Understanding Coffee Bags
For those just entering into this beautiful world of specialty coffee, finding the right coffee for your personal preference might not be that simple in the beginning, but the process is soo worth it!
To help us in our coffee quest, we are going to break down the following key points you will commonly find on a bag of beans:
- Origin (Name of the farmer, farm, producer, village, region, etc)
- Variety of the Tree
- Processing Method
- Roasting level and date
- Sensory note
Origin is the story of all that makes up the unique journey of a coffee from the farm to the cup. The more traceable, the better.
You will likely find 1) coffees of a ‘single origin’ and 2) ‘blends’, or coffees that are blended together.
You may also find micro-lots or nano-lots, which are special single-origin coffees: rare, refined and delicious.
It may be easier to initially select your coffee by its’ country of origin: usually, African coffees are the fruitiest, brightest and juiciest. Central and South American coffees are usually heavier, with bolder bodies and flavors of chocolate and caramel.

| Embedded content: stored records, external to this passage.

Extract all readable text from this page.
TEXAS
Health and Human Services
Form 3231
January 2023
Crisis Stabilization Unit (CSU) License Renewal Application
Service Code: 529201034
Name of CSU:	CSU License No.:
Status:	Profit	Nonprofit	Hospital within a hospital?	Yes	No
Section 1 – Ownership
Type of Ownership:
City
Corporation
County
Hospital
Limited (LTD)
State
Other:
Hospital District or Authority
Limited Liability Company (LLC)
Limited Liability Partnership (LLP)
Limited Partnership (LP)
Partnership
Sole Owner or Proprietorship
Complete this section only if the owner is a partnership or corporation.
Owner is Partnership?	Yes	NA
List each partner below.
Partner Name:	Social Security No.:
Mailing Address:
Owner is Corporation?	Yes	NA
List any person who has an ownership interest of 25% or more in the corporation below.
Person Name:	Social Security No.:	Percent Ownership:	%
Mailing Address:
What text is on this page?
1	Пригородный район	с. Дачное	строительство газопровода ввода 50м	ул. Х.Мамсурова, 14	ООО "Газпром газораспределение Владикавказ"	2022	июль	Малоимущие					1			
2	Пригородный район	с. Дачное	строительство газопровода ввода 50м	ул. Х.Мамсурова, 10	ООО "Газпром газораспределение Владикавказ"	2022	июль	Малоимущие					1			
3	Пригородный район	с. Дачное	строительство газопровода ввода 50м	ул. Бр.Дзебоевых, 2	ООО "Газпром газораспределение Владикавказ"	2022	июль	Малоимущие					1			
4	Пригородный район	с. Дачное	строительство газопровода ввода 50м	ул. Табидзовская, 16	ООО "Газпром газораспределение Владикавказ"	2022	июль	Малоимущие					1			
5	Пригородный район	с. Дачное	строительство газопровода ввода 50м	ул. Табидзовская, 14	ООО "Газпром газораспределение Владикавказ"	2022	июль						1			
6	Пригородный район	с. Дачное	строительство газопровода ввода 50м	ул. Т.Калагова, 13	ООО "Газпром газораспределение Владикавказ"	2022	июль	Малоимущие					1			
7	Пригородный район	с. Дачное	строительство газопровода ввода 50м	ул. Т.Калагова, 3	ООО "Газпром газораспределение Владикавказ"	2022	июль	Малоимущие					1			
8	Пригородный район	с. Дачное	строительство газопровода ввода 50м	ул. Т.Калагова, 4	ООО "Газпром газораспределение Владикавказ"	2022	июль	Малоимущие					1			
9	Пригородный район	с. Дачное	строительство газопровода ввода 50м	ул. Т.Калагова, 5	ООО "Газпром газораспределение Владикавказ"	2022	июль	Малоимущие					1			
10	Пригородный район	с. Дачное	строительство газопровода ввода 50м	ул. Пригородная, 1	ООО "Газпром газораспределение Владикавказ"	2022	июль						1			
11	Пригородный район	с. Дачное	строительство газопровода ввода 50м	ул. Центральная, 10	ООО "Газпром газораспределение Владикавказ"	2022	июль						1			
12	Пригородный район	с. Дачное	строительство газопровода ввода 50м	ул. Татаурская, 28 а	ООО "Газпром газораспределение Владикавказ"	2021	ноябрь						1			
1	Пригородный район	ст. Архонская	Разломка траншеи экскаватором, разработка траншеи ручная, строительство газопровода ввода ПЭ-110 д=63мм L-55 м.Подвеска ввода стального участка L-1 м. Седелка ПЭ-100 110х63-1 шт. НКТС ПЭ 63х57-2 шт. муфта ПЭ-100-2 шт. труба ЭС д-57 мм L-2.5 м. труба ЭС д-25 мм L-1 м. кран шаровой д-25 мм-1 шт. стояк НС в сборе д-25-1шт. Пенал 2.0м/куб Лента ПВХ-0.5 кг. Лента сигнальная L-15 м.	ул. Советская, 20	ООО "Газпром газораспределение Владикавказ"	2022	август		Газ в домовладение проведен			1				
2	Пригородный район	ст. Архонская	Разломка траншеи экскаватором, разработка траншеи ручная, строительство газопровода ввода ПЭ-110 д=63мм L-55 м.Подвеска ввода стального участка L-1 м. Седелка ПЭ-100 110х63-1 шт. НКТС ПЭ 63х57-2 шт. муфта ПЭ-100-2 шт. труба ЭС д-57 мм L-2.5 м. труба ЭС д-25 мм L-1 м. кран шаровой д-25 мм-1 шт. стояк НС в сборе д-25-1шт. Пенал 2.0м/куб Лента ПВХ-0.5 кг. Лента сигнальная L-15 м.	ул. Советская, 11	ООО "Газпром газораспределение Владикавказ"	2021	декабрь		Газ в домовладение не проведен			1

Buying single-origin coffees allow us to taste the unique characteristics of each bean, terroir, processing, etc. Buying blends can also be interesting, as a rich, full-bodied coffee may be blended with a fruity juicy coffee for a balanced mouthfeel and interesting sensory experience.
Here at Fábrica, we prefer to showcase the individual characteristics of our beans, so mostly sell in single-origin.
The ‘Altitude’ of a coffee plantation is measured in Meters Above Sea Level (MASL)
Usually, the higher altitude a coffee, (1000 MASL plus) the higher the density, the higher the quality and complexity, but this is not always true. There is a lot of climate factors that affect the flavor and overall quality of a coffee.
The coffee publication ‘Perfect Daily Grind’ gave a lovely example where a coffee grown on the Galapagos Islands, Ecuador, with only 200 MASL, with a colder and specific climate, provides a complex, tasty and sweet coffee.
Variety of Tree
Coffee begins its life as a fruit on a tree. And like many fruits, has different species and varieties.
The most commercialized species are Arabica and Canephora (Robusta)
Species: Specialty coffees tend to always be Arabica; known for its’ wide scope of potential flavors, delicate aromas and pleasant notes on the palate. They are more difficult to farm, as they require specific climates and conditions for their growth and are susceptible to diseases and pests. Robusta is popular in the commodities sector. The flavor is more intense and bitter, and contains almost double the caffeine content of Arabica.
Varieties: The genus Coffea has around 100 varieties, a handful of which are commercially relevant. Some common varieties are; Bourbon, Catuaí, Gesha, Various Heirloom varieties, Caturra, Scott Laboratories: SL34 and SL28.
They each have their own individual characteristics.
How the coffee fruit is processed down to its seed form (known as a coffee ‘bean’) has a huge impact on the flavor. There are three main processing methods;
1. Washed, 2. Semi-washed (Honey) and 3. Natural,
but we are beginning to see some very interesting developments in the processing of coffee such as various phases of controlled fermentation.
- Washed: This usually results in a cleaner tasting coffee.
- Semi-Washed (Honey): A combination of the natural and washed methods. The fruit is pulped and dried with the mucilage still attached. Results in a fuller coffee than its washed counterpart.
- Natural: Can result in fruitier flavors with enhanced round sweetness. Is harder for the farmer to control the drying process.
Roast Grade and Date
It is common for a roastery to sell one or more roast types. Usually a darker one for espresso and a lighter one for filter.
When buying beans, try and buy the freshest you possibly can. (Don’t trust a coffee that has only the expiration date on it, as coffee won’t expire for a long time, but can taste flat after a month or two from the roast date) For best results, BEGIN using them around a week after their roast date and try to FINISH them between one to two months after their roast date.
For a coffee to be certified as “specialty” it needs to be tasted and evaluated (as 80 out of 100 or higher) through a specific method (known as cupping) by various qualified professionals (known as Q-graders).
Here are some points a coffee will be graded on:
- Absence of defects
- Overall harmony
- Final concept
According to the SCA (Specialty Coffee Association), “the quality attributes of coffee cover a wide range of concepts, ranging from physical characteristics, such as origins, varieties, color and size, and even environmental and social concerns, such as the production systems and the working conditions of the coffee workforce”
All of the descriptive flavor notes we see on the coffee bags are naturally occurring, and the product of the coffee bean’s journey from the farm to the cup. The coffees are described by professional coffee tasters at the various phases of testing, and lastly with us here at the roastery.